SURELY, the greatest creation of human civilisation is the human individual. To own one’s own life, freed from the unyielding obligations of family, tribe and nation, is a relatively new human experience. For most of human history, human experience has been overwhelmingly collective. For millennia, tradition has dictated practically every aspect of our lives. Our ways were expected to be the ways of our ancestors – and, if they weren’t, then the people who mattered would want to know why.

The people who mattered: emperors, kings, warlords, popes; they were the only people who could aspire to the luxury of individualism. Their power and their wealth provided them with the mental and physical space to conceive of themselves as unique beings in time. Beings whose features, words and deeds could live on long after they were dead.

The words of the mythical Irish hero, Cuchulainn, sum up the proposition neatly: “I care not if I live but a night and a day, so long as my deeds live after me.”

What was it, then, that allowed ordinary people to find the space and time to conceive of themselves as something more than someone’s son or daughter, a member of a tribe, the subject of a king? The answer is, of course, the city. From the earliest times, cities have served as the crucibles of individualism. They are also the birthplaces of the essential quality that makes selfhood possible: liberty.

Not by accident did the Middle Ages produce the saying: “City air makes you free.” If a serf was able to evade his obligations to his feudal lord by living within the boundaries of a town or city for a year and a day, then he was declared a free man. That freedom to make of oneself what one pleases is crucial. It is difficult to be an individual in chains.

Cities are also – and not surprisingly – the birthplaces of democracy. The sheer diversity that existed within a city’s walls: the vast number of tradespeople and specialists who lived there; and the markets which these successful individuals created, regulated and supplied; all were allergic to tyranny. It is difficult to make money with someone looking over your shoulder.

Indeed, economic historian, Jeremy Black, pondering why it was Great Britain rather than the larger and more prosperous France that kicked off the Industrial Revolution, contrasts the less centralised and more liberal government of the British Isles with the highly centralised and bureaucratic regime of the absolute Bourbon monarchs. To get a good idea financed and a working prototype designed and built in Great Britain was a matter of months, in France it could take years.

Capitalism, itself, represents the apotheosis of individualism. One has only to contemplate the extraordinarily eloquent photograph of the Victorian engineer, entrepreneur, and all-round industrial titan, Isambard Kingdom Brunel, to grasp the why and how of Bill Gates, Jeff Bezos and Mark Zuckerburg.
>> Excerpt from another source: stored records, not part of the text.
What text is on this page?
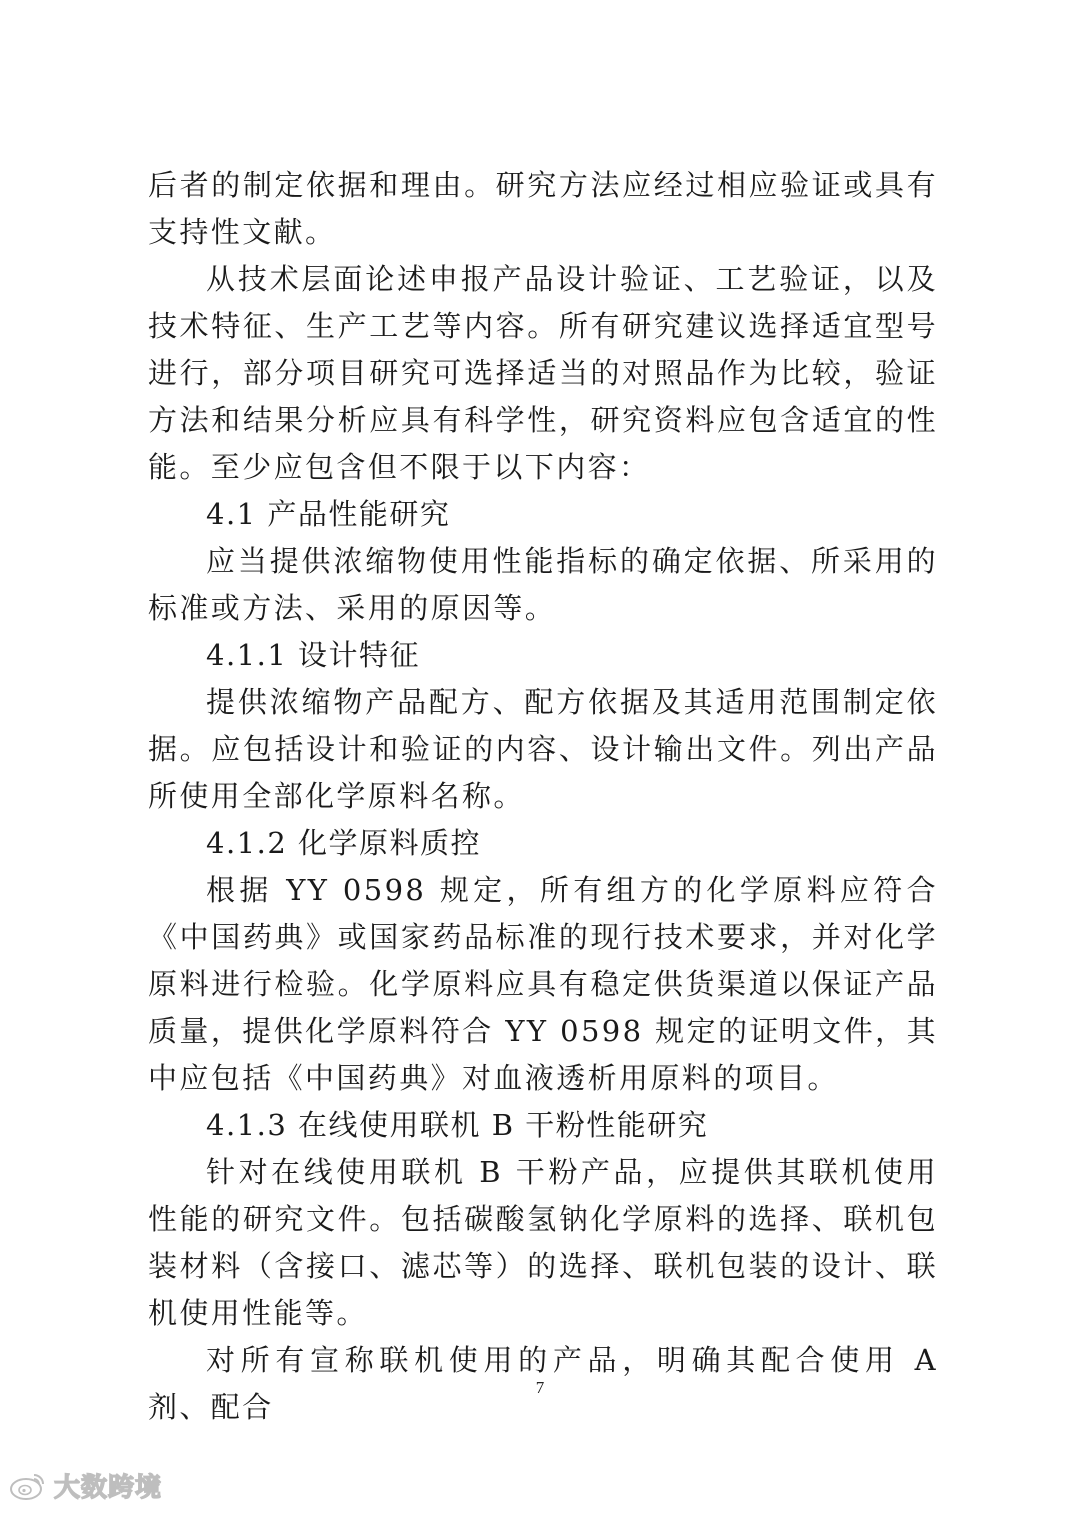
后者的制定依据和理由。研究方法应经过相应验证或具有支持性文献。

从技术层面论述申报产品设计验证、工艺验证，以及技术特征、生产工艺等内容。所有研究建议选择适宜型号进行，部分项目研究可选择适当的对照品作为比较，验证方法和结果分析应具有科学性，研究资料应包含适宜的性能。至少应包含但不限于以下内容：

4.1 产品性能研究

应当提供浓缩物使用性能指标的确定依据、所采用的标准或方法、采用的原因等。

4.1.1 设计特征

提供浓缩物产品配方、配方依据及其适用范围制定依据。应包括设计和验证的内容、设计输出文件。列出产品所使用全部化学原料名称。

4.1.2 化学原料质控

根据 YY 0598 规定，所有组方的化学原料应符合《中国药典》或国家药品标准的现行技术要求，并对化学原料进行检验。化学原料应具有稳定供货渠道以保证产品质量，提供化学原料符合 YY 0598 规定的证明文件，其中应包括《中国药典》对血液透析用原料的项目。

4.1.3 在线使用联机 B 干粉性能研究

针对在线使用联机 B 干粉产品，应提供其联机使用性能的研究文件。包括碳酸氢钠化学原料的选择、联机包装材料（含接口、滤芯等）的选择、联机包装的设计、联机使用性能等。

对所有宣称联机使用的产品，明确其配合使用 A 剂、配合

7
大数跨境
The individual as world-shaper: Isambard Kingdom Brunel.
But, the freedom to make a good idea pay must be buttressed by a great many other freedoms. The individual must be free to think, to speak, to write, and to publish her thoughts. She must be free to come together with like-minded individuals in pursuit of a common purpose. Most crucially, she must be free to participate in the making of the laws by which her life is both protected and constrained, and be confident that those laws will be applied, and enforced, without fear or favour – to everyone.

Cities, liberty, capitalism, liberal democracy, the Rule of Law: all of these have played a part in the emergence of the individual. Indeed, the history of the last three centuries has been the history of individualism’s relentless demographic expansion: from the rulers’ dreams of immortality; to the craftspeople and merchants who turned muck into brass; to the industrial workers who demanded, with unrelenting energy, a fair share of the wealth their own blood, toil, tears and sweat was creating.

The great irony of individualism is that the nearer humanity comes to the point where every person can make their own life, the more doubtful many intellectuals become of its merit. But, before embracing the moral oblivion of collective identity; and the strictures of tribal tradition, they should ask themselves this question:

How long could I be happy in a house without windows, doors … or mirrors?